Seminar Announcement

Bias in trials comparing paired continuous tests can cause researchers
to choose the wrong screening modality

Deborah Glueck, University of Colorado Health Sciences Center.

Monday, October 27 , 2008

4:00 p.m. 223 Weber

ABSTRACT

Background

To compare the diagnostic accuracy of two continuous screening tests, a
common approach is to test the difference between the areas under the
receiver operating characteristic (ROC) curves.  After study
participants are screened with both screening tests, the disease status
is determined as accurately as possible, either by an invasive, yet
sensitive and specific secondary test, or by a less invasive, but less
sensitive approach.  For most participants, disease status is
approximated through the less sensitive approach.  The invasive test
must be limited to the fraction of the participants whose results on
either or both screening tests exceed a threshold of suspicion, or who
develop signs and symptoms of the disease after the initial screening
tests.  
The limitations of this study design lead to a bias in the ROC
curves we call paired screening trial bias.  This bias reflects the
synergistic effects of inappropriate reference standard bias,
differential verification bias, and partial verification bias.

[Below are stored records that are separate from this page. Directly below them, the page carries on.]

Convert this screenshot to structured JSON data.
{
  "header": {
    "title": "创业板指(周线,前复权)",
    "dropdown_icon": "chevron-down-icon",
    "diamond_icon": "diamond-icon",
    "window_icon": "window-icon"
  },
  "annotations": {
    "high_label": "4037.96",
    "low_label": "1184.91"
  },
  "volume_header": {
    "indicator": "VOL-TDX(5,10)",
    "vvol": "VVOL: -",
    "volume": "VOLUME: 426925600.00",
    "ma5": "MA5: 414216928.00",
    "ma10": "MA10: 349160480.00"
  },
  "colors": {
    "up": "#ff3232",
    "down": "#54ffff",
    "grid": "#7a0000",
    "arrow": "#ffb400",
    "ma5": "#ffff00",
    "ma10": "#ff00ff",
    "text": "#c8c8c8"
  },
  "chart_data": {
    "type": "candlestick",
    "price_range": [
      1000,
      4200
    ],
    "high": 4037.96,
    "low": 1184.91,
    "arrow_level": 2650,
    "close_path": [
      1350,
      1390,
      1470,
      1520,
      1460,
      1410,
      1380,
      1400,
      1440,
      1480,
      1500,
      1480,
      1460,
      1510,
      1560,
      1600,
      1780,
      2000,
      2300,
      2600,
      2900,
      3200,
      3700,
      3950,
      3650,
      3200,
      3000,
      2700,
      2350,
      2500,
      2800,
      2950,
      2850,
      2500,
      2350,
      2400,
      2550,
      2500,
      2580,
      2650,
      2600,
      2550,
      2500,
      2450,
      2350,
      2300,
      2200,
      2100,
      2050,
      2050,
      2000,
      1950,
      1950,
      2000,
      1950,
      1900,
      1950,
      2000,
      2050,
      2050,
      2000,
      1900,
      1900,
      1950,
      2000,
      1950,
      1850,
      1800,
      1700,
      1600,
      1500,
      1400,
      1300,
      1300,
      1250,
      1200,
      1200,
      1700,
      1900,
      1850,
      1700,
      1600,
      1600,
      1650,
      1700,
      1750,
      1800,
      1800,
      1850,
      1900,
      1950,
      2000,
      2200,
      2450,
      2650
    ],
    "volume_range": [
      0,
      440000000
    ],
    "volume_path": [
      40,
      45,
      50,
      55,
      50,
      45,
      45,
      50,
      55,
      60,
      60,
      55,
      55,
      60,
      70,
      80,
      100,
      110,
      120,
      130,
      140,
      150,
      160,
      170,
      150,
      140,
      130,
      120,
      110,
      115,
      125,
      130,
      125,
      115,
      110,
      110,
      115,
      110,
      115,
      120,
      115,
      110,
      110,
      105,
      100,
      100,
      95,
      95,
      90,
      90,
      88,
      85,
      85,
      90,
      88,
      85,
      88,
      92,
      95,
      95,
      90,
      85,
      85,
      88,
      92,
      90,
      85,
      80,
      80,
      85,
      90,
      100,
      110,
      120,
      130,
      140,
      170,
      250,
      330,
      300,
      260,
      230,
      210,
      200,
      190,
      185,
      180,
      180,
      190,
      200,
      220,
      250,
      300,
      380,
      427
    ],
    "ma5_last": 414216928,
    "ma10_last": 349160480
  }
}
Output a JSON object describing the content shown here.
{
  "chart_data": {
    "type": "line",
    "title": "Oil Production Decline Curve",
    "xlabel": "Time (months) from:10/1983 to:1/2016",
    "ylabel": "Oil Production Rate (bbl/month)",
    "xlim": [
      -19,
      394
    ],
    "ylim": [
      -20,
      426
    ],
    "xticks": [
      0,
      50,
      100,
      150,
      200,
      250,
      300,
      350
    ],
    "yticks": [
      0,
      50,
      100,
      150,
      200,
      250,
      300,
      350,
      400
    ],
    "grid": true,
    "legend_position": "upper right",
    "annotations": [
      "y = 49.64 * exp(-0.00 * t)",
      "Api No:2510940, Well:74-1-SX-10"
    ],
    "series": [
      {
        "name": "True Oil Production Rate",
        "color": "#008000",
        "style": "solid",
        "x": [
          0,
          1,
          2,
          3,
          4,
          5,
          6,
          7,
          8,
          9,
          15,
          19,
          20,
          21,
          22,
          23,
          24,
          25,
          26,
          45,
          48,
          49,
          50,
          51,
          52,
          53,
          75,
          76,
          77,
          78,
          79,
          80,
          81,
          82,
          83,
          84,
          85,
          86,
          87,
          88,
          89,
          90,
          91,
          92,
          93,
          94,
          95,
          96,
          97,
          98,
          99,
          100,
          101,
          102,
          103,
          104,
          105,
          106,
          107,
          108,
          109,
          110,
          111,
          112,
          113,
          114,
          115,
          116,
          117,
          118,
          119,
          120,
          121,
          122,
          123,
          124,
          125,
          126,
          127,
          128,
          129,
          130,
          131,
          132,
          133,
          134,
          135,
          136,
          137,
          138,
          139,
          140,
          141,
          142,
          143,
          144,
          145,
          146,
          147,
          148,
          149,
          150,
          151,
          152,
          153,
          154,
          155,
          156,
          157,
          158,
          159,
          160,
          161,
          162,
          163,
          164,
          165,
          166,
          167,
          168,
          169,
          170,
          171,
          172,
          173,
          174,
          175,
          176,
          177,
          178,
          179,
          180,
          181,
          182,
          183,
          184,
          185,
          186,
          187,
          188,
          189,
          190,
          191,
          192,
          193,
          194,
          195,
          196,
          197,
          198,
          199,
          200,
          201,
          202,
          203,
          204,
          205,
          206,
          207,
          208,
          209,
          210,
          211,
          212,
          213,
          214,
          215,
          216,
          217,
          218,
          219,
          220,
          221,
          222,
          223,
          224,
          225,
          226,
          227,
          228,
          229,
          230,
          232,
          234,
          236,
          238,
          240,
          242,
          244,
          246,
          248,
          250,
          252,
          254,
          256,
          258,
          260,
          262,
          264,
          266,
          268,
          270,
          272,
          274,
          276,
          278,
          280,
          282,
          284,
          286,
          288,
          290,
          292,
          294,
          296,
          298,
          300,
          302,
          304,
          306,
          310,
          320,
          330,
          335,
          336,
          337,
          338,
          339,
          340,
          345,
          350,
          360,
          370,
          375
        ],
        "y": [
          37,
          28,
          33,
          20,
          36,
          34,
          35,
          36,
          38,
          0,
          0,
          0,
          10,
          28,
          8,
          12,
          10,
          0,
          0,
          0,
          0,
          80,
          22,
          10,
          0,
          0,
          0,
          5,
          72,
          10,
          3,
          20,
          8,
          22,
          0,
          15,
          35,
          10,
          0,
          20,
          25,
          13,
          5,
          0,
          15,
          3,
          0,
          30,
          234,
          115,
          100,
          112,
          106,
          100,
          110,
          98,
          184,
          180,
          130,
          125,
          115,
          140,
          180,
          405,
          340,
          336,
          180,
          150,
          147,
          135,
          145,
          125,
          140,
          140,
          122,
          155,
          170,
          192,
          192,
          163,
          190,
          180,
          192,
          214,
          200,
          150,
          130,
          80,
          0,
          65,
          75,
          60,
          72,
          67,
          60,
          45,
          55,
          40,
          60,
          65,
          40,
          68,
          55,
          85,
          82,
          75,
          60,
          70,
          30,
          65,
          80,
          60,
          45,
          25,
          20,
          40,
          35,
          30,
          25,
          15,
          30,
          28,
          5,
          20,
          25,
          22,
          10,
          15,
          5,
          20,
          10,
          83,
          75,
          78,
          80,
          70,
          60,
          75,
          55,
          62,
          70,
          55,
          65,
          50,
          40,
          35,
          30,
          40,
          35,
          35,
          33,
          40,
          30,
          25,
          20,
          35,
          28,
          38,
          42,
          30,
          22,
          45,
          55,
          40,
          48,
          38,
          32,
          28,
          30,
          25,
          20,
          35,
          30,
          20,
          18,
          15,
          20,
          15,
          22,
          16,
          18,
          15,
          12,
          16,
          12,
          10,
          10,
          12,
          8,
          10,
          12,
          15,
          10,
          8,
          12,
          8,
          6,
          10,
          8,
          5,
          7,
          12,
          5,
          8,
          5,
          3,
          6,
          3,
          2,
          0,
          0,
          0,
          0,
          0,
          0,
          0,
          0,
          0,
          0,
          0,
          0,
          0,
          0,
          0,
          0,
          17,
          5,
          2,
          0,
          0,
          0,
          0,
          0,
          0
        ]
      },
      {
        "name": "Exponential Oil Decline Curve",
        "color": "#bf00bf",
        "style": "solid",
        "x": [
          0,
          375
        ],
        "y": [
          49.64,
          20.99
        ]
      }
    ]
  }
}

The
absence of a gold reference standard leads to inappropriate reference
standard bias.  When different reference standards are used to ascertain
disease status, it creates differential verification bias.  When only
suspicious screening test scores trigger a sensitive and specific
secondary test, the result is a form of partial verification bias.

Methods  

For paired screening tests with bivariate normally distributed scores,
we give formulae and programs to quantify the effect of paired screening
trial bias on a paired comparison of area under the curves.  We fix the
prevalence of disease, and the chance that a diseased subject manifests
signs and symptoms. We derive the formulas for true sensitivity and
specificity, and the quite different formulas for the sensitivity and
specificity observed by the study investigator.

Results

The observed area under the ROC curves is quite different from the true
area under the ROC curves.  The typical direction of the bias is a
strong inflation in sensitivity, paired with a concomitant slight
deflation of specificity.

Conclusions

In paired trials of screening tests, when area under the ROC curve is
used as the metric, bias may lead researchers to make the wrong decision
as to which screening test is better.